It’s time for architects to roll up their sleeves, and their trouser legs
Ian Martin goes masonic
Monday. I have been asked to reimagine absolutely everything, as part of an ambitious but tentative government initiative. The working title is Britain Plus. Or possibly ‘Britain+’ in a jaunty font – it’s still being focus-grouped.

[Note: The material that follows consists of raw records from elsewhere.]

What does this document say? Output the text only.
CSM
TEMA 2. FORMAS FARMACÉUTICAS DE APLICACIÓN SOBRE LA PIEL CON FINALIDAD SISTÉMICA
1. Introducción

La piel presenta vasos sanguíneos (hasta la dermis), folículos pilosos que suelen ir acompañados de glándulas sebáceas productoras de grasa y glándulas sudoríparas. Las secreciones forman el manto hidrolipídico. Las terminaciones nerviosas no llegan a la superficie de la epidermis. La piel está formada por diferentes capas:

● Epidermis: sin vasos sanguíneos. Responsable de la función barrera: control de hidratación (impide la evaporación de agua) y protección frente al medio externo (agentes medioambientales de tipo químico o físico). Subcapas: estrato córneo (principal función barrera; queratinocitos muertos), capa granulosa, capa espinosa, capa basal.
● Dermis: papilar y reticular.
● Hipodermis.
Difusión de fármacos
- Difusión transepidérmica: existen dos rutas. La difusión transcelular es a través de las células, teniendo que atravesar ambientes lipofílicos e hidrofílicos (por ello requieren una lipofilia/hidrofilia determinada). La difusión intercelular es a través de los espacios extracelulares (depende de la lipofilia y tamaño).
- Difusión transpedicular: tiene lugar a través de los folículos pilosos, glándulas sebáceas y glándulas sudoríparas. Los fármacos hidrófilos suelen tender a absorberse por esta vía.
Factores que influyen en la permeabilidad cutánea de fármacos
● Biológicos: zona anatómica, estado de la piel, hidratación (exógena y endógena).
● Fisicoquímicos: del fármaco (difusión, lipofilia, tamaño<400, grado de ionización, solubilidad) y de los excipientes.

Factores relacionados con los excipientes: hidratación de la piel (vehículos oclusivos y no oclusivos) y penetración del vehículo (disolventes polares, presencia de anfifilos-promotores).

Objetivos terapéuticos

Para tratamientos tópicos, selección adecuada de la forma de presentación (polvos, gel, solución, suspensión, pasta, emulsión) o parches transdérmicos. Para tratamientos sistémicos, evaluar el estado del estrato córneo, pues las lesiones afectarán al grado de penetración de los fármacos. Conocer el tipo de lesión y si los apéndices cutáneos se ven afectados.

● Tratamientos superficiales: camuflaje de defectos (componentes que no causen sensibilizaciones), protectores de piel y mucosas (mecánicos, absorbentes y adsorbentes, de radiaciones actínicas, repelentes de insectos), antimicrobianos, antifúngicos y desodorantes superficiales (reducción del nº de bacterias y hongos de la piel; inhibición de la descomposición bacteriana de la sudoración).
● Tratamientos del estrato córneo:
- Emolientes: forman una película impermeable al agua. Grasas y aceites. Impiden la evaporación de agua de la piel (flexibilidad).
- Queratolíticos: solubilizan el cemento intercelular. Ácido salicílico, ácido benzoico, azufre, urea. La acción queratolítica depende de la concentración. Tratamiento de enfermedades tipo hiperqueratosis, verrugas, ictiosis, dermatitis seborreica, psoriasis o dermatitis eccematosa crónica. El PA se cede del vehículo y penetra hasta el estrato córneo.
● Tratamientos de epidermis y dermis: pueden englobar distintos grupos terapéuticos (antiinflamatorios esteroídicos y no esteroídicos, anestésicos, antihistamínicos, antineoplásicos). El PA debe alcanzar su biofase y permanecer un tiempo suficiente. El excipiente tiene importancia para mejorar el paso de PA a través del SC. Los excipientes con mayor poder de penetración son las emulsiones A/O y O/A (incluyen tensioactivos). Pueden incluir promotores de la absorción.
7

Britain Plus aims to change the way we think about the built environment by adjusting our ‘cultural minds’. It really is that simple. For example, this country is awash with premium architectural content. Over the next year I’m proposing that this content be fast-tracked to World Class Architecture status. How? By putting all British buildings of merit on the BRITAIN PLUS TR AIN, that’s how, details to follow. Other key points in my Britain Plus Prospectus for Change:
• Separate the definition of architecture into two parts: ‘archi’ meaning ‘professional interest group’ and ‘tecture’ meaning ‘disposable asset’.
• New emphasis on getting urban syntax right by always running it through spellcheck.
• Make sure our maritime heritage is properly valued, in dubloons and pieces of eight.
• Upside-down maps of Britain to encourage the Hebrides and the Isle of Wight to rethink each other.
• St Paul’s Cathedral to go ‘high definition’ in time for the Olympics.
• Get Jonathan Meades to sneer at NON-British architecture for a change, in his ‘withering’ glasses.
• Identify valuable parts of Britain’s heritage with a red dot in the corner and a Britain Plus sticker.
Tuesday. Invited to ‘recession-proof’ myself by joining the Freemasons (London Architectural Division).
Wednesday. I’m IN. The dress code swung it for me in the end. I do look fantastic in a gothic apron.
Thursday. My Probationary Member’s Pack arrives. It includes a ‘Freemasonic Screwdriver’ to get you through locked doors. Apparently if you see a planner with one, you show him yours and do a secret handshake. This is called Lodging A Planning Application.
Friday. To the North East to discuss modifications to my landmark bridge, a 190mhigh megastructure that will arch majestically over the River Shit in the North East. I say ‘bridge’. It’s officially called a ‘river crossing’ for strategic reasons and features a pair of intertwined pylons, set in the middle of the water, from which the deck is suspended. It has already been nicknamed The Loophole, as it looks very much like something designed to be ‘iconic’ in order to secure funding. Theoretically The Loophole will ease potential traffic between a derelict shipyard on one side and a redundant engineering works on the other. But more importantly it will be a distinctive new symbol for the city of Beerhandle, which is currently slumped in a depression on both sides of the river watching Sky Sports. It will in a very real sense raise Beerhandle’s profile and, via magical realism, ‘increase the potential for greater prosperity’. Unfortunately the finances have suddenly become sketchy. We need to reduce costs. After some discussion we decide to scrap the bridge part and just keep the iconic Loophole bit sticking up from the river. Then when the prosperity and raised profile finally arrive in Beerhandle we can retrofit the actual crossing.
Saturday. A game-changing five-a-zeitgeist rhetorical football match between Parametric Wanderers and IKEA.
Under the haughty captaincy of Franz Kobbelmensch the Parametrics had a good first half, deploying sound management rhetoric ‘to deliver all the components for a high-performance contemporary life process’. Playing IKEA at their own game paid off, with early goals from key players Spine and Nurb and a breathtaking late header from new signing Subdiv.
IKEA struck back in the second half, levelling the score with goals from Socker, Klippan and Ektorp-Murbo. But corporate momentum was with the IKEA team, who played their own rhetorical game right back at the Parametrics, and raised it by promising ‘to deliver all the components for a high-performance contemporary life process BUT LOOK: new lower prices, same great quality!’
This extra pressure from the 2009 Champions of the Euro Minimalist League was enough to unsettle the Parametrics, who conceded a rhetorical own goal after they took their eyes off the metaball, pronounced it ‘meatball’ by mistake and then collapsed into a non-pluralist defensive heap.
IKEA may have won the match but the real winners are ordinary people, for whom pretentious architectural bullshit is now a rhetorical reality. Summary: the age of Form Follows Function is over, the epoch of Substance Follows Style begins.